A year after the Crowdstrike fiasco that crashed millions of PCs, Microsoft is closing external access to the Windows kernel to prevent it from happening again.
What has been anticipated for a year is now a reality. Microsoft is about to roll out a new endpoint security platform for Windows, which drastically changes how security software installed on your PC will function. Access to the Windows kernel is being closed off to external parties.
To understand why Microsoft is doing this, we need to rewind the clock eleven months. A failed Crowdstrike update caused 8.5 million Windows PCs to crash simultaneously worldwide, resulting in total chaos and significant financial damage. The update could have such a large impact because Crowdstrike’s software, and that of other vendors, is deeply rooted in the Windows kernel.
read also
Thanks to Crowdstrike: Microsoft Kicks External Software out of the Windows Kernel
Solomon’s Agreement
Kicking external partners out of the kernel was not straightforward. Security software is only effective because it gets high privileges in Windows, but it has a clear downside when things go wrong. Moreover, Microsoft had to allow external access under pressure from the EU. Thus, Microsoft had to find a new solution that satisfies both partners and regulators.
In an interview with The Verge, Microsoft emphasizes that the new system was developed in collaboration with security vendors and nothing is imposed on them. Some parties provided Microsoft with papers ‘hundreds of pages long’ with suggestions, according to David Weston, head of Windows security.

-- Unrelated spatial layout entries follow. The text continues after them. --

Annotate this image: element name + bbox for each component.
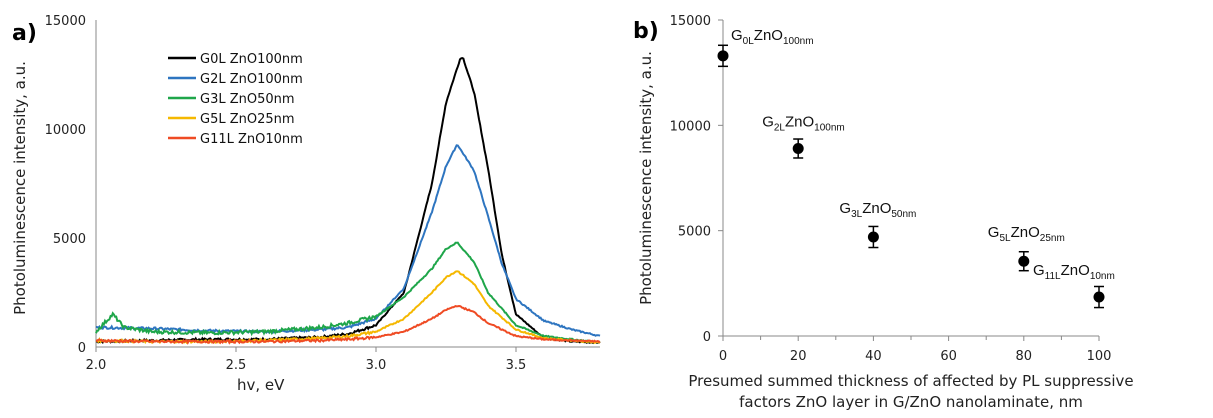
series-line-5 — [95, 304, 601, 345]
panel-b-x-tick-label: 100 — [1087, 349, 1112, 364]
point-label-5: G11LZnO10nm — [1033, 262, 1115, 282]
panel-a-y-axis-label: Photoluminescence intensity, a.u. — [11, 61, 29, 315]
series-line-3 — [95, 241, 601, 344]
legend-entry-5: G11L ZnO10nm — [200, 132, 303, 147]
panel-b-y-axis-label: Photoluminescence intensity, a.u. — [637, 51, 655, 305]
panel-b-x-axis-label-line-1: Presumed summed thickness of affected by… — [688, 372, 1133, 390]
data-point — [1018, 255, 1030, 267]
panel-a-label: a) — [12, 21, 37, 46]
panel-b-chart: 0 5000 10000 15000 0 20 40 60 80 100 G0LZnO100nm… — [637, 14, 1134, 411]
panel-a-x-tick-label: 3.0 — [366, 358, 387, 373]
panel-a-x-axis-label: hv, eV — [237, 376, 285, 394]
panel-b-x-tick-label: 80 — [1016, 349, 1033, 364]
panel-b-x-tick-label: 40 — [865, 349, 882, 364]
legend-entry-2: G2L ZnO100nm — [200, 72, 303, 87]
panel-b-label: b) — [633, 19, 659, 44]
panel-b-x-tick-label: 60 — [940, 349, 957, 364]
panel-a-chart: 0 5000 10000 15000 2.0 2.5 3.0 3.5 G0L ZnO100n… — [11, 14, 601, 394]
panel-a-y-tick-label: 0 — [78, 341, 86, 356]
panel-a-x-tick-label: 2.5 — [226, 358, 247, 373]
panel-a-x-tick-label: 3.5 — [506, 358, 527, 373]
panel-b-x-axis-label-line-2: factors ZnO layer in G/ZnO nanolaminate,… — [739, 393, 1083, 411]
panel-b-x-tick-label: 20 — [790, 349, 807, 364]
legend-entry-4: G5L ZnO25nm — [200, 112, 295, 127]
panel-b-y-tick-label: 0 — [703, 330, 711, 345]
point-label-2: G2LZnO100nm — [762, 114, 845, 134]
panel-a-y-tick-label: 5000 — [53, 232, 86, 247]
data-point — [1093, 291, 1105, 303]
point-label-3: G3LZnO50nm — [839, 200, 916, 220]
series-line-1 — [95, 57, 601, 345]
panel-a-y-tick-label: 10000 — [45, 123, 86, 138]
data-point — [717, 50, 729, 62]
data-point — [792, 143, 804, 155]
panel-b-y-tick-label: 10000 — [670, 119, 711, 134]
data-point — [867, 231, 879, 243]
panel-b-y-tick-label: 5000 — [678, 225, 711, 240]
legend-entry-3: G3L ZnO50nm — [200, 92, 295, 107]
panel-a-x-tick-label: 2.0 — [86, 358, 107, 373]
point-label-1: G0LZnO100nm — [731, 27, 814, 47]
point-label-4: G5LZnO25nm — [988, 224, 1065, 244]
panel-b-y-tick-label: 15000 — [670, 14, 711, 29]
panel-a-y-tick-label: 15000 — [45, 14, 86, 29]
series-line-2 — [95, 144, 601, 337]
legend-entry-1: G0L ZnO100nm — [200, 52, 303, 67]
panel-b-x-tick-label: 0 — [719, 349, 727, 364]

The aim is to place external software in an isolated environment where it can run with the same privileges as a kernel application, without actually having to run code in the kernel. Microsoft believes this system can be applied more broadly than just security. Partners now have the opportunity to test the system in preview and provide feedback, including Crowdstrike, to whom everything is owed.
Lesson Learned
A year after the Crowdstrike fiasco, Microsoft is rolling out new security applications for Windows. The “quick recovery mode” sends your device to a secure environment when it cannot start, where it gains access to a network to send diagnostic data to Microsoft. “We wish we had this last year”, says Weston to The Verge.
The most visible change Microsoft is making is in the iconic BSOD screen. It will soon no longer be a blue screen, but will turn black.